Mantega afirmou, no entanto, que o atual patamar do real em relação ao dólar – em que a moeda americana vale um pouco mais do que R$ 1,70 – é "razoável". De acordo com ele, há uma preocupação para que o real não se valorize demais.

"É claro que temos que admitir uma certa valorização, como temos admitido. Adotamos o câmbio flutuante, que é o melhor método que tem. Porém, a gente procura coibir abusos para a valorização da moeda", disse Mantega, que participou de uma cerimônia na Casa da Moeda, no Rio de Janeiro.

O ministro disse esperar que a moeda chinesa (o yuan) se valorize mais, a fim de que os produtos brasileiros seja competitivos no mercado externo, em relação aos da China.

De acordo com Mantega, a força da moeda brasileira é mostrada, por exemplo, nas transações no mercado futuro, onde o real é hoje a segunda moeda mais utilizada nesse tipo de operações, perdendo apenas para o dólar e ficando à frente do euro, da libra e do iene.

Inflação

Mantega também comentou os dados divulgados nesta manhã mostrando que o Índice Nacional de Preços ao Consumidor Amplo (IPCA), que mede a inflação oficial, ficou estabilizado pelo segundo mês seguido.
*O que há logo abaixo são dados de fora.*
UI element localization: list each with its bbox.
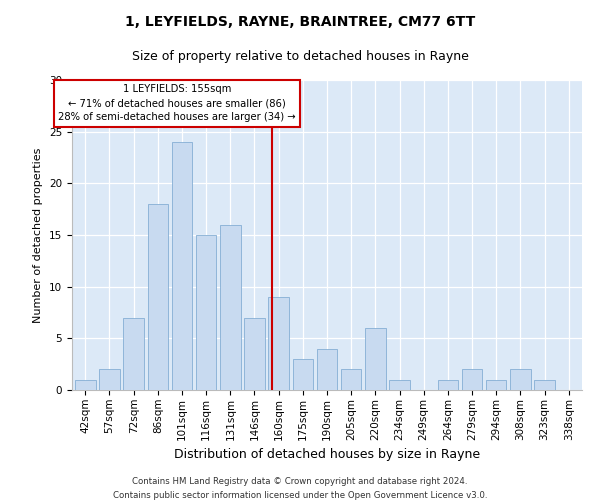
Bar (220, 224, 241, 390)
Bar (365, 328, 386, 390)
Bar (510, 370, 530, 390)
Bar (293, 359, 313, 390)
Bar (389, 380, 410, 390)
Bar (534, 380, 555, 390)
Y-axis label: Number of detached properties: Number of detached properties (34, 148, 43, 322)
Bar (172, 142, 192, 390)
Bar (148, 204, 168, 390)
Bar (124, 318, 144, 390)
Text: Contains HM Land Registry data © Crown copyright and database right 2024.: Contains HM Land Registry data © Crown c… (132, 478, 468, 486)
Text: 1 LEYFIELDS: 155sqm
← 71% of detached houses are smaller (86)
28% of semi-detach: 1 LEYFIELDS: 155sqm ← 71% of detached ho… (58, 84, 296, 122)
Bar (196, 235, 217, 390)
Bar (75, 380, 95, 390)
Text: 1, LEYFIELDS, RAYNE, BRAINTREE, CM77 6TT: 1, LEYFIELDS, RAYNE, BRAINTREE, CM77 6TT (125, 15, 475, 29)
Bar (268, 297, 289, 390)
Text: Contains public sector information licensed under the Open Government Licence v3: Contains public sector information licen… (113, 491, 487, 500)
Bar (437, 380, 458, 390)
X-axis label: Distribution of detached houses by size in Rayne: Distribution of detached houses by size … (174, 448, 480, 461)
Bar (244, 318, 265, 390)
Bar (341, 370, 361, 390)
Bar (486, 380, 506, 390)
Text: Size of property relative to detached houses in Rayne: Size of property relative to detached ho… (131, 50, 469, 63)
Bar (99, 370, 120, 390)
Bar (317, 348, 337, 390)
Bar (462, 370, 482, 390)
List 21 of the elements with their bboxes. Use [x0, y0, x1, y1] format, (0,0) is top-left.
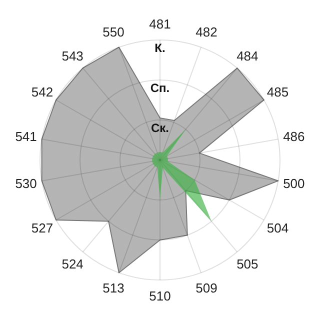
y-tick-label: Сп.	[150, 81, 170, 95]
spoke-label: 543	[62, 48, 84, 64]
spoke-label: 504	[266, 220, 289, 236]
spoke-label: 500	[283, 176, 305, 192]
spoke-label: 481	[149, 16, 171, 32]
spoke-label: 550	[102, 24, 124, 40]
spoke-label: 484	[236, 48, 258, 64]
spoke-label: 542	[31, 84, 54, 100]
spoke-label: 527	[31, 220, 54, 236]
spoke-label: 486	[283, 128, 305, 144]
spoke-label: 485	[266, 84, 289, 100]
spoke-label: 541	[15, 128, 37, 144]
y-tick-label: Ск.	[150, 121, 170, 135]
spoke-label: 509	[196, 280, 218, 296]
spoke-label: 513	[102, 280, 124, 296]
spoke-label: 482	[196, 24, 218, 40]
spoke-label: 505	[236, 256, 258, 272]
y-tick-label: К.	[154, 41, 166, 55]
spoke-label: 524	[62, 256, 84, 272]
spoke-label: 510	[149, 288, 171, 304]
spoke-label: 530	[15, 176, 37, 192]
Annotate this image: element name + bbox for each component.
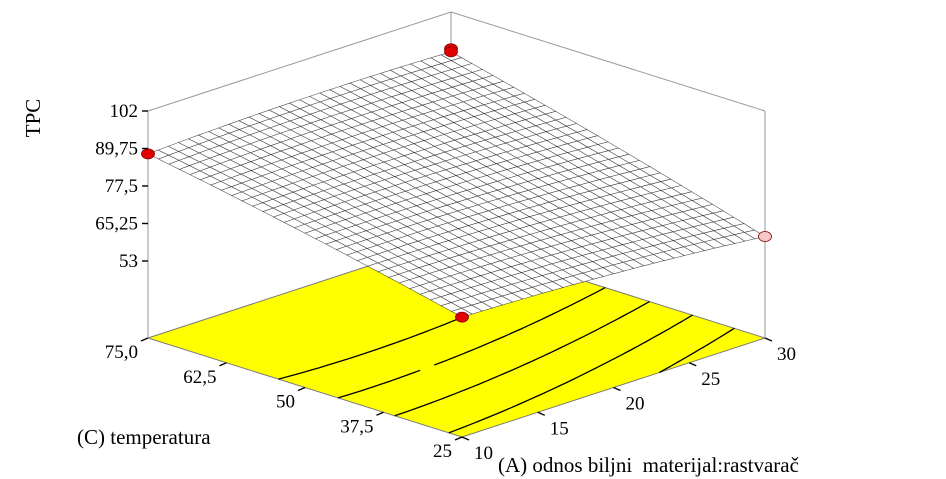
y-tick-mark xyxy=(454,436,463,441)
y-tick-label: 25 xyxy=(433,441,452,462)
design-point xyxy=(444,46,458,58)
x-tick-label: 20 xyxy=(626,394,645,415)
z-axis-ticks: 53 65,25 77,5 89,75 102 xyxy=(95,101,148,272)
x-tick-label: 25 xyxy=(701,369,720,390)
y-axis-title: (C) temperatura xyxy=(77,425,211,449)
y-axis-ticks: 25 37,5 50 62,5 75,0 xyxy=(105,337,463,462)
x-tick-mark xyxy=(688,362,697,367)
design-point xyxy=(455,311,469,323)
z-tick-label: 89,75 xyxy=(95,139,138,160)
x-tick-mark xyxy=(764,337,773,342)
contour-line xyxy=(448,314,693,434)
z-tick-label: 77,5 xyxy=(105,176,138,197)
contour-line xyxy=(659,327,735,374)
y-tick-mark xyxy=(140,337,149,342)
design-point xyxy=(758,231,772,242)
x-axis-title: (A) odnos biljni materijal:rastvarač xyxy=(498,453,799,477)
x-tick-label: 10 xyxy=(474,443,493,464)
y-tick-mark xyxy=(297,386,306,392)
contour-line xyxy=(394,301,650,417)
contour-line xyxy=(337,287,606,399)
z-tick-label: 65,25 xyxy=(95,214,138,235)
y-tick-label: 37,5 xyxy=(340,416,373,437)
design-points xyxy=(141,43,772,323)
y-tick-label: 75,0 xyxy=(105,342,138,363)
x-axis-ticks: 10 15 20 25 30 xyxy=(461,337,796,464)
x-tick-mark xyxy=(461,436,470,441)
z-tick-label: 102 xyxy=(110,101,139,122)
y-tick-mark xyxy=(219,362,227,367)
x-tick-label: 30 xyxy=(777,344,796,365)
y-tick-label: 62,5 xyxy=(183,367,216,388)
design-point xyxy=(141,148,155,160)
z-axis-title: TPC xyxy=(21,99,45,138)
response-surface xyxy=(147,51,766,318)
z-tick-label: 53 xyxy=(119,251,138,272)
x-tick-label: 15 xyxy=(550,418,569,439)
x-tick-mark xyxy=(613,386,621,392)
contour-floor xyxy=(146,238,767,438)
frame-edge xyxy=(450,11,766,112)
x-tick-mark xyxy=(537,411,546,416)
y-tick-mark xyxy=(376,411,384,416)
frame-edge xyxy=(147,11,452,112)
y-tick-label: 50 xyxy=(276,392,295,413)
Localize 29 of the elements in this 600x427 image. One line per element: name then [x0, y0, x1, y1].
Em julho, o índice ficou praticamente estável ao registrar ligeira alta de 0,01%. A taxa ficou muito próxima ao observado no mês anterior, quando ficou estável (ou seja, registrou 0%).

"(A estabilidade) está demonstrando a tese que nós (governo) defendemos desde o início do ano, de que a inflação tinha subido por um choque de alimentos... Eu tinha dito que os alimentos iam voltar à normalidade."

"A economia brasileira não tem uma pressão de demanda. Falavam que a economia estava superaquecida... Não é verdade", acrescentou ele, prevendo para 2010 uma inflação de 5% a 5,2%.

A meta de inflação do Banco Central para este ano é de 4,5%, com variação de dois pontos percentuais para cima ou para baixo, ou seja, a inflação poderia ir de 2,5% a 6,5%. O índice de 4,5% é chamado de centro da meta, pois está bem no meio dos extremos.